You also expect it to a thoroughly entertaining romp, being a Neil Marshall film, and sadly Centurion isn't: it's the least of Marshall's films thus far and a big disappointment, despite a quite surprising level of (literally) headbanging violence for a 15 certificate. AD117 (not 117AD, which doesn't make sense no matter how many Judge Dredd comics you've read): the Romans are in Britain but can't take Scotland as a band of Picts keep on beating them back. A disastrous foray into Pict territory ends with most of the battalion slaughtered and just seven battered survivors who have to make it back south of the border. But the Picts are on their trail....

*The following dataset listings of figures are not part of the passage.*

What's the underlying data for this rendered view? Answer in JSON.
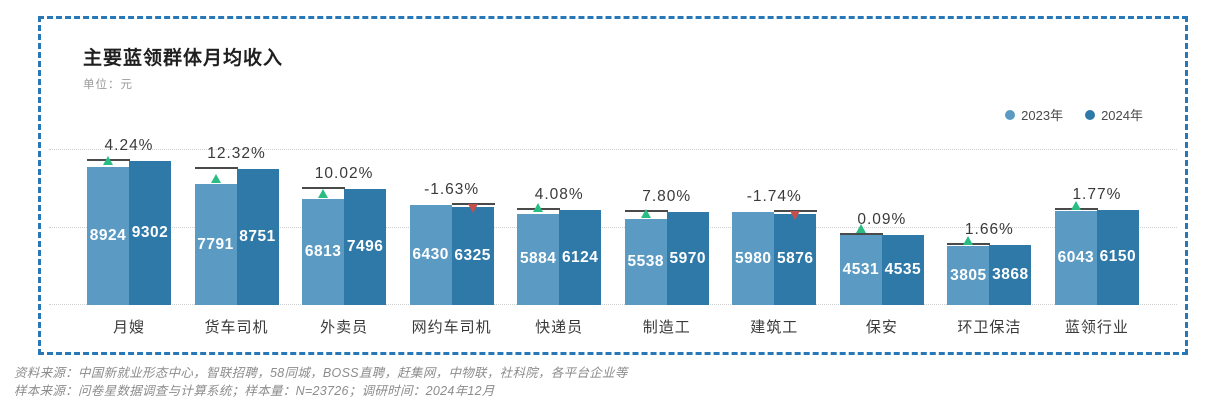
{
  "panel": {
    "title": "主要蓝领群体月均收入",
    "unit": "单位：元"
  },
  "legend": [
    {
      "label": "2023年",
      "color": "#5B9BC3"
    },
    {
      "label": "2024年",
      "color": "#2F79A8"
    }
  ],
  "chart_data": {
    "type": "bar",
    "title": "主要蓝领群体月均收入",
    "unit_label": "单位：元",
    "categories": [
      "月嫂",
      "货车司机",
      "外卖员",
      "网约车司机",
      "快递员",
      "制造工",
      "建筑工",
      "保安",
      "环卫保洁",
      "蓝领行业"
    ],
    "series": [
      {
        "name": "2023年",
        "color": "#5B9BC3",
        "values": [
          8924,
          7791,
          6813,
          6430,
          5884,
          5538,
          5980,
          4531,
          3805,
          6043
        ]
      },
      {
        "name": "2024年",
        "color": "#2F79A8",
        "values": [
          9302,
          8751,
          7496,
          6325,
          6124,
          5970,
          5876,
          4535,
          3868,
          6150
        ]
      }
    ],
    "change_labels": [
      "4.24%",
      "12.32%",
      "10.02%",
      "-1.63%",
      "4.08%",
      "7.80%",
      "-1.74%",
      "0.09%",
      "1.66%",
      "1.77%"
    ],
    "ylim": [
      0,
      10000
    ],
    "gridlines": [
      0,
      5000,
      10000
    ],
    "grid": true,
    "legend_position": "top-right",
    "increase_marker_color": "#2ABD83",
    "decrease_marker_color": "#C4504E",
    "border_color": "#2878B8"
  },
  "footer": {
    "line1": "资料来源：中国新就业形态中心，智联招聘，58同城，BOSS直聘，赶集网，中物联，社科院，各平台企业等",
    "line2": "样本来源：问卷星数据调查与计算系统；样本量：N=23726；调研时间：2024年12月"
  }
}
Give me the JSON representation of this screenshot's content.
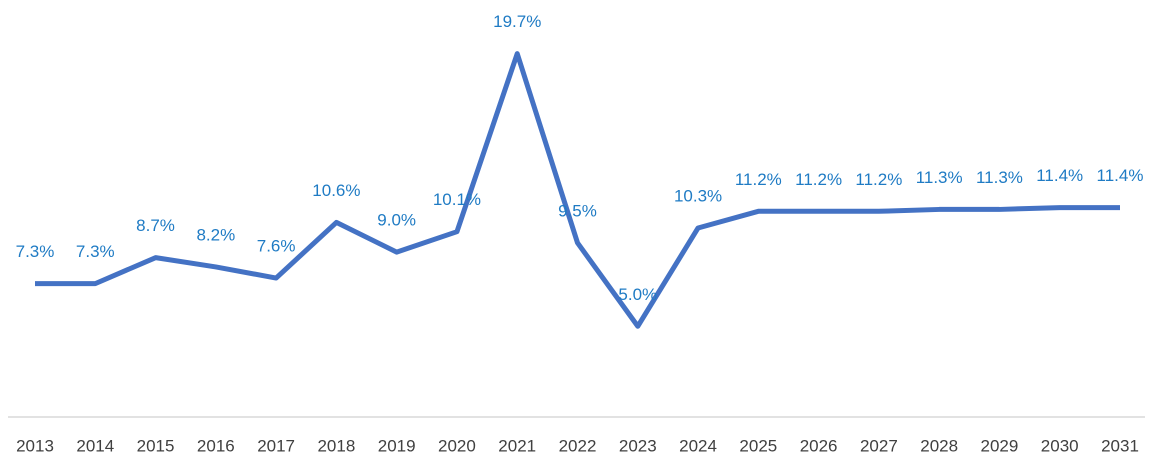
{
  "chart_data": {
    "type": "line",
    "categories": [
      "2013",
      "2014",
      "2015",
      "2016",
      "2017",
      "2018",
      "2019",
      "2020",
      "2021",
      "2022",
      "2023",
      "2024",
      "2025",
      "2026",
      "2027",
      "2028",
      "2029",
      "2030",
      "2031"
    ],
    "series": [
      {
        "color": "#4472c4",
        "values": [
          7.3,
          7.3,
          8.7,
          8.2,
          7.6,
          10.6,
          9.0,
          10.1,
          19.7,
          9.5,
          5.0,
          10.3,
          11.2,
          11.2,
          11.2,
          11.3,
          11.3,
          11.4,
          11.4
        ],
        "value_labels": [
          "7.3%",
          "7.3%",
          "8.7%",
          "8.2%",
          "7.6%",
          "10.6%",
          "9.0%",
          "10.1%",
          "19.7%",
          "9.5%",
          "5.0%",
          "10.3%",
          "11.2%",
          "11.2%",
          "11.2%",
          "11.3%",
          "11.3%",
          "11.4%",
          "11.4%"
        ]
      }
    ],
    "label_color": "#1f7bc4",
    "ylim": [
      0,
      22
    ]
  }
}
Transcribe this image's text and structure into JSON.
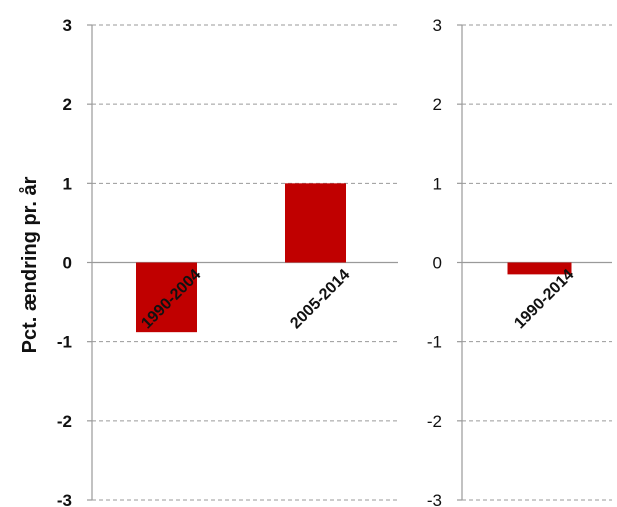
{
  "chart_data": [
    {
      "type": "bar",
      "ylabel": "Pct. ændring pr. år",
      "ylim": [
        -3,
        3
      ],
      "yticks": [
        "3",
        "2",
        "1",
        "0",
        "-1",
        "-2",
        "-3"
      ],
      "categories": [
        "1990-2004",
        "2005-2014"
      ],
      "values": [
        -0.88,
        1.0
      ],
      "grid": true,
      "bar_color": "#C00000"
    },
    {
      "type": "bar",
      "ylim": [
        -3,
        3
      ],
      "yticks": [
        "3",
        "2",
        "1",
        "0",
        "-1",
        "-2",
        "-3"
      ],
      "categories": [
        "1990-2014"
      ],
      "values": [
        -0.15
      ],
      "grid": true,
      "bar_color": "#C00000"
    }
  ]
}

Severed heads galore, axes in skulls, slit throats: there's plenty of gory mayhem on show which I'm all in favour of. But the fight scenes are all shot in that annoying Saving Private Ryan style with a very fast shutter speed, so you end up with a series of very crisp still frames but no motion blur to give them a sense of flowing action. (At least, they would have been crisp still frames if the Cineworld projectionist had bothered to focus the movie, but as I'd already harangued one of their drones about gauging and another three about the house lights in the last week, I figured if I complained again I'd be barred.) The acting's generally okay - I liked Olga Kurylenko as a mute hunter/warrior in fur and woad - but the weak link is probably Noel Clarke, who's just not very good. And animal lovers should be warned: there's a scene where they kill a deer, dismbowel the carcass and eat the contents of its stomach - a sequence that elicited several groans from the popcorn munchers somewhere behind me.
It's more disappointing than anything else - I've enjoyed all Neil Marshall's films so far, even the 80s genre throwback grab-bag Doomsday, but Centurion just didn't click with me.